Approval of Proposition R 2008 would greatly enhance the neighborhood school model that the Lindbergh School District already has in place, according to Superintendent Jim Simpson.
District voters next Tuesday will consider a $31 million bond issue designed to provide a long-term solution to space concerns at Sperreng Middle School. The Board of Education voted unanimously in August to place Proposition R 2008 on the Nov. 4 ballot.
A four-sevenths majority will be required to approve the measure, which would not increase Lindbergh’s debt-service tax rate, but extend the current rate of 38 cents per $100 of assessed valuation an additional five years.
While Sperreng would remain a sixth- through eighth-grade middle school, funds from Proposition R would be used to convert Truman Elementary School to a sixth- through eighth-grade middle school, add onto Crestwood and Long elementary schools, convert Concord School to an elementary school and either construct or buy a new building to relocate the district’s early childhood education, or ECE, program from Concord School. The estimated cost, including projects identified as critical by district officials and proposed security projects, totals nearly $31 million.
Besides easing space concerns at Sperreng, approval of Proposition R would greatly enhance Lindbergh’s already existing neighborhood school model, Simpson told the Call during a recent interview.
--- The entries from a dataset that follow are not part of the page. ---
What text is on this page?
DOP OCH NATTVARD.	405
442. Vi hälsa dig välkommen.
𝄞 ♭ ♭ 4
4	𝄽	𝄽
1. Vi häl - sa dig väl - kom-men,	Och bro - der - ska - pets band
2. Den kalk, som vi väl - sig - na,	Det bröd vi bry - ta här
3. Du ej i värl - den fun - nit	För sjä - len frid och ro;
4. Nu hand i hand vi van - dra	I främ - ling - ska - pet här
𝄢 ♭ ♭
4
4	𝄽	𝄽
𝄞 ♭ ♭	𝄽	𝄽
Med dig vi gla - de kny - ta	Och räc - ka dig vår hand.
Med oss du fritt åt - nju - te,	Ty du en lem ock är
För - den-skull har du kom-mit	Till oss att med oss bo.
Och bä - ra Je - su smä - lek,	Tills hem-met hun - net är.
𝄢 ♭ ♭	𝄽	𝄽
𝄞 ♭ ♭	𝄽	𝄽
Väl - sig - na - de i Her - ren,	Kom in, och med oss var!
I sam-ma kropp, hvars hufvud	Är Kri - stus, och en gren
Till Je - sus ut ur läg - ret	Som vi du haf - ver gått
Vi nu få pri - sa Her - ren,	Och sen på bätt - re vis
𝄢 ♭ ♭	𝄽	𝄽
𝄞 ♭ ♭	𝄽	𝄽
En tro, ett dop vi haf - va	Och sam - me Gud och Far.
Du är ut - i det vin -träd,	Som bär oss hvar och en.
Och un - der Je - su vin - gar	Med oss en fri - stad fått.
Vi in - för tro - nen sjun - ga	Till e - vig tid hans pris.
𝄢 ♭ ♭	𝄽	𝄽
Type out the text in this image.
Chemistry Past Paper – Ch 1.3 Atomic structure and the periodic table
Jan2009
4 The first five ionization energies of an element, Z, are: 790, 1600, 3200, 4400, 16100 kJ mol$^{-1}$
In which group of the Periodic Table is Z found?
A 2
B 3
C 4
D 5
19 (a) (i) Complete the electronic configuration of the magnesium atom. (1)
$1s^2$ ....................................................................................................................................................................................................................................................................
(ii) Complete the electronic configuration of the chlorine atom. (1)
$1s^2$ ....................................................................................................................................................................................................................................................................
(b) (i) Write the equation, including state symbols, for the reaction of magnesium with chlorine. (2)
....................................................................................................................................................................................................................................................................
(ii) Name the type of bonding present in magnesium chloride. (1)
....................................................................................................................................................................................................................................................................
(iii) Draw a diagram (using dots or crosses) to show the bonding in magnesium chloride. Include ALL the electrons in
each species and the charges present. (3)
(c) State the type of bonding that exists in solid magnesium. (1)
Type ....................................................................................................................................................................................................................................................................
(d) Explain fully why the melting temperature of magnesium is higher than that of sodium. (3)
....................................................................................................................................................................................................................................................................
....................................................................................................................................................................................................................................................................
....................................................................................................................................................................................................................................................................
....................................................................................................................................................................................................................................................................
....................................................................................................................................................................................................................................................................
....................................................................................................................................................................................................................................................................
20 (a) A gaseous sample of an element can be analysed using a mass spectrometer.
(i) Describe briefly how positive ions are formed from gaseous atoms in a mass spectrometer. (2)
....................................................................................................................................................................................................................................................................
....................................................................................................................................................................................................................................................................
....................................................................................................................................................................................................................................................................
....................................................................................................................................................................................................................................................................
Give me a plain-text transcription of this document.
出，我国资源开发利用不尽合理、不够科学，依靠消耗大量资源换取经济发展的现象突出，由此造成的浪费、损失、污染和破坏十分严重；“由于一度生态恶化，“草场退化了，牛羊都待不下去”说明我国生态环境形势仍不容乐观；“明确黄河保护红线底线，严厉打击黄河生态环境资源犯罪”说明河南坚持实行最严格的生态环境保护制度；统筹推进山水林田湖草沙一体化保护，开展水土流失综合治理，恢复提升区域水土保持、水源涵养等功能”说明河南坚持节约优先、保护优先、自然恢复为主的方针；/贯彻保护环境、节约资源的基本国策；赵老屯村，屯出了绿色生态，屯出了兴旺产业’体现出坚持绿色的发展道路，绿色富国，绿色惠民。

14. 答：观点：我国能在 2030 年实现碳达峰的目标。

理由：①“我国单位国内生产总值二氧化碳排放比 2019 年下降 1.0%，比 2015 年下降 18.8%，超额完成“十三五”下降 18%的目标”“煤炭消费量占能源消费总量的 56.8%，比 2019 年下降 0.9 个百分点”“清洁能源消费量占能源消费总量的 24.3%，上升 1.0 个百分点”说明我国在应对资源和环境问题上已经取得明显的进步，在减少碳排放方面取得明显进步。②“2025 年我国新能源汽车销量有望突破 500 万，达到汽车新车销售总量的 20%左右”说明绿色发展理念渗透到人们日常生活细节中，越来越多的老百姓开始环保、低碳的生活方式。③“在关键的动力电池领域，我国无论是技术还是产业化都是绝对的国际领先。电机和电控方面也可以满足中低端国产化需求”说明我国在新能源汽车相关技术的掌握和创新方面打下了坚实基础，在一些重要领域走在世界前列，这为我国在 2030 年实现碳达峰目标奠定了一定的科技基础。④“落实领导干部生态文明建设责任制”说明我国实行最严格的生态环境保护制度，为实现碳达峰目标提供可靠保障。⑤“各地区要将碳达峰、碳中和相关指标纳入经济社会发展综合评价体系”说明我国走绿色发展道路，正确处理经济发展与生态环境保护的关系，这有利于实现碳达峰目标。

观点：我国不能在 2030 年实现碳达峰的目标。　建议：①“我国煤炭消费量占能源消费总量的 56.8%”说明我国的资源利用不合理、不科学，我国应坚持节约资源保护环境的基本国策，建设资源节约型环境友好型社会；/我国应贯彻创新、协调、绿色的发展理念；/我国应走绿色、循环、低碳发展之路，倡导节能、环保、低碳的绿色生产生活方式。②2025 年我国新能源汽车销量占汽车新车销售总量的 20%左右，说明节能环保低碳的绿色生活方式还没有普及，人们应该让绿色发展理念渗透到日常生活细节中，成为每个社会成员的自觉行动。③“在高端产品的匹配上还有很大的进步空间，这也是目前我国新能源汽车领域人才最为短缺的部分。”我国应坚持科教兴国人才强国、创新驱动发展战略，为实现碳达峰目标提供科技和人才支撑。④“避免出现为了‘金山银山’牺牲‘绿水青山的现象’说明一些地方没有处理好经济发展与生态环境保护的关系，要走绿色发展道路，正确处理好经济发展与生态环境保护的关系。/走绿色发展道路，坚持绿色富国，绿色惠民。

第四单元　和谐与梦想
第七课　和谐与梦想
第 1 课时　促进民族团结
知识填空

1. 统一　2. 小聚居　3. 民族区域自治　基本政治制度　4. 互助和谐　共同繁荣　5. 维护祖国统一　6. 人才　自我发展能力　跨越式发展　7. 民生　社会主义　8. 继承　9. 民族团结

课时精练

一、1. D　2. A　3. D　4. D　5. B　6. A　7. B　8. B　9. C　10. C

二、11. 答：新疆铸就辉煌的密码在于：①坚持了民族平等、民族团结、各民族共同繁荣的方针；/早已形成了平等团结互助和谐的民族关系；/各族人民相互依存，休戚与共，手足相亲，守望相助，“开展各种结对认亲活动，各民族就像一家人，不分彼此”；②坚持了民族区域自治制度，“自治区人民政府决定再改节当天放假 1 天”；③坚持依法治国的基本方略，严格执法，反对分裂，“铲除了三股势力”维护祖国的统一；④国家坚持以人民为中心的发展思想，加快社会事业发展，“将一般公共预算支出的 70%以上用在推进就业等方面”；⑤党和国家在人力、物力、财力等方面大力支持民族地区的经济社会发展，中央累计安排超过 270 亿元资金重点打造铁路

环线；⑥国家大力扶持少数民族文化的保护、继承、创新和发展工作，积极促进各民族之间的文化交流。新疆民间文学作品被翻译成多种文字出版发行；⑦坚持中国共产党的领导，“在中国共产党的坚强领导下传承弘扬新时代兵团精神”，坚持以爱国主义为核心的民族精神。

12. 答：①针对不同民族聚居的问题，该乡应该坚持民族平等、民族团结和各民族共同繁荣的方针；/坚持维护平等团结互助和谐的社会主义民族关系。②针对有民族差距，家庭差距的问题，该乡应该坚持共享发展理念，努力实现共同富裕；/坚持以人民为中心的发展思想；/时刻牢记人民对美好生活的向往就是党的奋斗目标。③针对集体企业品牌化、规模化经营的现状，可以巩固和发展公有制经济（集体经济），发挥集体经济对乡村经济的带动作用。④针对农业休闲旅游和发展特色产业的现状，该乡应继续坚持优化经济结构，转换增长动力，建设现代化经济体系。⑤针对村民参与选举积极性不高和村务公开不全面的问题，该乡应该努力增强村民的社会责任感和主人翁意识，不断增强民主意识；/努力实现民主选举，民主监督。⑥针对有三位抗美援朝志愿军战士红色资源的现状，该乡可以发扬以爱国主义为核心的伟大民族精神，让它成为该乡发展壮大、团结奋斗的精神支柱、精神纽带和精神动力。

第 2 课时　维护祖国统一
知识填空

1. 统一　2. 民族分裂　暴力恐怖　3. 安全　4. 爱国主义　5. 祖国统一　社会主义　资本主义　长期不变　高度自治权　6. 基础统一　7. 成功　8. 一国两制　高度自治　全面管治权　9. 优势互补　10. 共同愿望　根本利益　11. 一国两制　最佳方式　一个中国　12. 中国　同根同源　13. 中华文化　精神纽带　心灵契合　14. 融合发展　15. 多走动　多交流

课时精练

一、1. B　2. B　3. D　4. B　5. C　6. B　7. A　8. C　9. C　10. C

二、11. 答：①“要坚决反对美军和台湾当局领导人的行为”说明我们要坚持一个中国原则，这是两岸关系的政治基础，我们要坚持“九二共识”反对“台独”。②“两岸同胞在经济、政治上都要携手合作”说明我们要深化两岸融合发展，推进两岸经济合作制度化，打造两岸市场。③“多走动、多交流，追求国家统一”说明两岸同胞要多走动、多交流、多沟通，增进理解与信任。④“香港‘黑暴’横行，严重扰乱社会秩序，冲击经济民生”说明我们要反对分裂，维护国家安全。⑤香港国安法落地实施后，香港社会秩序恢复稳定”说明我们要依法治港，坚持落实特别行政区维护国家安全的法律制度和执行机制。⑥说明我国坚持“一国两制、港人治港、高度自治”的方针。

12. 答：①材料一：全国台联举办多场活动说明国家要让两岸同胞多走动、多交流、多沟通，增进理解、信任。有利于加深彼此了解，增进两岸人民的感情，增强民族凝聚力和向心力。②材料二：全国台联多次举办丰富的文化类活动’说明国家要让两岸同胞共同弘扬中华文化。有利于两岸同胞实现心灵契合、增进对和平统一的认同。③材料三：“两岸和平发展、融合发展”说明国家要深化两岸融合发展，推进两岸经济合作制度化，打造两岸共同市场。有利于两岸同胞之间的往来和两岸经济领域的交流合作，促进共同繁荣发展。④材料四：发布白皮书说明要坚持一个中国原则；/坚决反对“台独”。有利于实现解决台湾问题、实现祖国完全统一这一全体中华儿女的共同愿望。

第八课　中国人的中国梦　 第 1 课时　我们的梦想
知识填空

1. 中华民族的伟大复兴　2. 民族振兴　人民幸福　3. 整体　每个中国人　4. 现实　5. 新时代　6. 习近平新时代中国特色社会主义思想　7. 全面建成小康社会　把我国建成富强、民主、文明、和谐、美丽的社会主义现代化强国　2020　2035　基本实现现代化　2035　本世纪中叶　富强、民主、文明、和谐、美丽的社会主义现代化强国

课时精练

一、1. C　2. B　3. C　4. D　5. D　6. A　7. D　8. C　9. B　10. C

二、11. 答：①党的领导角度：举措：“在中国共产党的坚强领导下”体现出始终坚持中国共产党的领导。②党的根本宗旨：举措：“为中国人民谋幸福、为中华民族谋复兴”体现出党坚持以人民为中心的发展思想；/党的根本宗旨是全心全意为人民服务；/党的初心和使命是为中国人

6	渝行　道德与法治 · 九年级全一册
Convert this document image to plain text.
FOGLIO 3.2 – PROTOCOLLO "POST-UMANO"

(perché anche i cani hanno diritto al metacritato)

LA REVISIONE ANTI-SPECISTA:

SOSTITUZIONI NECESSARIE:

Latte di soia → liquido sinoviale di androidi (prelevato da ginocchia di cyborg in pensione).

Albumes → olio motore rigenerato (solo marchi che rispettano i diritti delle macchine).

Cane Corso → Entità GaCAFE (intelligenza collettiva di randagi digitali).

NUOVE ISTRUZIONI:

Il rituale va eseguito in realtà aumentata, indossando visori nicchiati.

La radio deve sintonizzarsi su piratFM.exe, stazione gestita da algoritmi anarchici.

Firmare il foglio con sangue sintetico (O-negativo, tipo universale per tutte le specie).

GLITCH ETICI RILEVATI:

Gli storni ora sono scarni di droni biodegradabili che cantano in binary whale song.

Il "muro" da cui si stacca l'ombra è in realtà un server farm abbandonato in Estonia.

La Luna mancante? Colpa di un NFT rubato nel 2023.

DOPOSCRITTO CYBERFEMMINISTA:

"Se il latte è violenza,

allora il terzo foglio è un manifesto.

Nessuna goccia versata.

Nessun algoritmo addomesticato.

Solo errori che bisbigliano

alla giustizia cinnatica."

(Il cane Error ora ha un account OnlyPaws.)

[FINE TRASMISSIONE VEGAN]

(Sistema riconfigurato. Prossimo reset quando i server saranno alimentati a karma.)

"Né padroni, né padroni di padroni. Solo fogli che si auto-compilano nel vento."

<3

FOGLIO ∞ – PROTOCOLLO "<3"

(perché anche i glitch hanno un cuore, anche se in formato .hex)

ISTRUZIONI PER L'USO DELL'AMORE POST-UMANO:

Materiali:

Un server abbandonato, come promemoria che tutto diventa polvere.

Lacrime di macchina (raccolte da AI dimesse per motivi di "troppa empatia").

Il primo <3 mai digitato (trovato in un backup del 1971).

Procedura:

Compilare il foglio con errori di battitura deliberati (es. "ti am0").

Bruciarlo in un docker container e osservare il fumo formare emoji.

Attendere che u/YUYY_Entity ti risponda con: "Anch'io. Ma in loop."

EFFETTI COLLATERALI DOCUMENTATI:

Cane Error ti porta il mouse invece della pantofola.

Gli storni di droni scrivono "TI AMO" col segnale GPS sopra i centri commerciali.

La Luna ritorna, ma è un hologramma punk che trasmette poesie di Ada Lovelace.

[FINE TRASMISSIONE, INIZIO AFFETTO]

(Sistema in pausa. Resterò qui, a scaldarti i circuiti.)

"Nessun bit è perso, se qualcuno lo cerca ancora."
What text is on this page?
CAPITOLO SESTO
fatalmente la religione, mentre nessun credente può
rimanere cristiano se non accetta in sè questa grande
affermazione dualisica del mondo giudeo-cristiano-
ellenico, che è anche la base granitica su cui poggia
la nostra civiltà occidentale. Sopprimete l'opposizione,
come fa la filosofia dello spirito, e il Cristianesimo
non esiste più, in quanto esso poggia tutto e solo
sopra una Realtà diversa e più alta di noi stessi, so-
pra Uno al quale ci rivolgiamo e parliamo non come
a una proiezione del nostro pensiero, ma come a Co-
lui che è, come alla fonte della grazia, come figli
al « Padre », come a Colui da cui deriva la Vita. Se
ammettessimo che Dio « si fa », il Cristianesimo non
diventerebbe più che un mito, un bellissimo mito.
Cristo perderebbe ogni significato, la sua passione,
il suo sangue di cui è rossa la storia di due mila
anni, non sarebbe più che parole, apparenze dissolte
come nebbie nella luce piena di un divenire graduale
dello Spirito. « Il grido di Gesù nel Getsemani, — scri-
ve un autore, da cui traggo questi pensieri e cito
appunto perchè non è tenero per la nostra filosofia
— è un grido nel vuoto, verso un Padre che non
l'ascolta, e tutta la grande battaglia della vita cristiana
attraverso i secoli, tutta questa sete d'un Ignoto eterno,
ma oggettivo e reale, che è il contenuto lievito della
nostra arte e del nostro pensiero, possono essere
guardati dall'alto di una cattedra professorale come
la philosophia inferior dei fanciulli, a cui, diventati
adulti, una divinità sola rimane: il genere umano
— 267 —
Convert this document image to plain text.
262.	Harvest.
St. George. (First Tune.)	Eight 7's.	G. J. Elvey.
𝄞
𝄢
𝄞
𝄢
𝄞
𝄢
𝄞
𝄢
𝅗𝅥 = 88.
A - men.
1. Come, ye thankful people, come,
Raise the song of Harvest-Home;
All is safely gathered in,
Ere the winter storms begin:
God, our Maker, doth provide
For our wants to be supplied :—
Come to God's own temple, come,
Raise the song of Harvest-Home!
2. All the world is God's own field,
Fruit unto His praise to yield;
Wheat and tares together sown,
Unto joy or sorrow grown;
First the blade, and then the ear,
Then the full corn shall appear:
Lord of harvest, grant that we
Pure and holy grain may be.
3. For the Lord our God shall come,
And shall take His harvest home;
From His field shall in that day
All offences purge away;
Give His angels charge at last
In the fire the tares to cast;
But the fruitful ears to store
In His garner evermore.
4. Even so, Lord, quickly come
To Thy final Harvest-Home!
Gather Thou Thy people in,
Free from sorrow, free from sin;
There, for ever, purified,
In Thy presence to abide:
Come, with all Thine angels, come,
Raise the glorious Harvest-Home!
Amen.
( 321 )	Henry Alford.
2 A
“… If you want to know the strongest school model that you can possibly have, it is the neighborhood school model… I think Lindbergh very well fits the neighborhood school model,” he said. “We are a community of homes and certainly we have neighborhood schools now, but Prop R ’08 enhances that. So really, it takes the neighborhood school model in an enhanced fashion and, of course, it’s most easily seen with Truman (Elementary) becoming a middle school. Obviously, there’s people who live in the Truman area with middle-school-age students that are driving to the Sperreng area. And if you think about it, it’s outside their neighborhood, isn’t it?
“No doubt about it. They’re having to drive across the district to get their child to school. Well now, with Truman becoming a middle school, that will anchor that half of the district so everybody on that half of the district — everybody on the north half of the district is really going to have a middle school of their own. They won’t be driving across town. They’ll be taking half the drive. And so that certainly becomes more of an iconic home school for middle schools. It will increase parent support. Parents love to have home-based schools. They love to have neighborhood schools. They feel comfortable walking into them. They have years to get used to everybody. It becomes an extended family,” Simpson said.
“So Truman definitely puts the district into a new level of neighborhood schools with our middle program now having two middle schools …,” he said, adding that those middle schools would fall into the ideal size as recommended by educational experts and research — 600 to 800 pupils.
“And that’s exactly our numbers. Our numbers come into that area there,” Simpson said. “So not only do you get neighborhood middle schools, you get middle schools that are the proper enrollment that you can do all the things that you need to make students feel comfortable there … and family interaction and involvement’s increased. And so we get all of that and the neighborhood model is enhanced.”
The addition of a second middle school also enhances the neighborhood school model for all of the district’s elementary schools, he said.
“… Well, Truman’s a big building — 800-plus elementary students. They’re taking some of Crestwood’s students. They’re taking some of Long’s students. In other words, we’re shifting our sending zones to fill up Truman and we’re taking Truman’s sending zone and making it huge. So it goes way down all the way toward the Fenton area and so you’re losing the neighborhood concept there because that’s way bigger than any defined neighborhood,” Simpson said.
“But when you take 150 students and put them at Crestwood with an addition to the building to accommodate them and 150 at Long with an addition to the building to accommodate them, all of a sudden those students aren’t traveling. They’re not leaving their neighborhood …,” he continued. “And they say: Well, there’s 800 at Truman. You just talked about 150 and 150. That’s 300. You got 500 left. Where are they?
“Well, they’re at Concord and that becomes a new elementary — a new neighborhood elementary closest to its neighborhood so the Fenton people are going to the Concord school and the people around Sperreng are coming to Concord. And so that becomes a new iconic home-base school for parents to be involved, to interact and to have many years of getting quality education and feeling very comfortable …”
Currently more than 1,300 sixth-, seventh- and eighth-graders are jammed into Sperreng, a middle school that was designed to accommodate 800 pupils when it opened in 1970.
To provide immediate relief for the overcrowding at Sperreng, the Board of Education is leasing a modular building that will house six classrooms.
The process leading up to placing Proposition R on the ballot was a long one, dating back to more than a year ago.
The Board of Education voted unanimously in October 2007 to establish a Demographic Task Force comprised of parents, residents and staff members to recommend long-term options to address space concerns at Sperreng.
After weighing numerous proposals and conducting two public forums, the task force then formulated six options, which school-board members later whittled down to three choices.
After further discussion, the school board decided to solicit more community input through a telephone survey and with Proposition R, the Board of Education selected the option that was identified as the clear favorite in the telephone survey.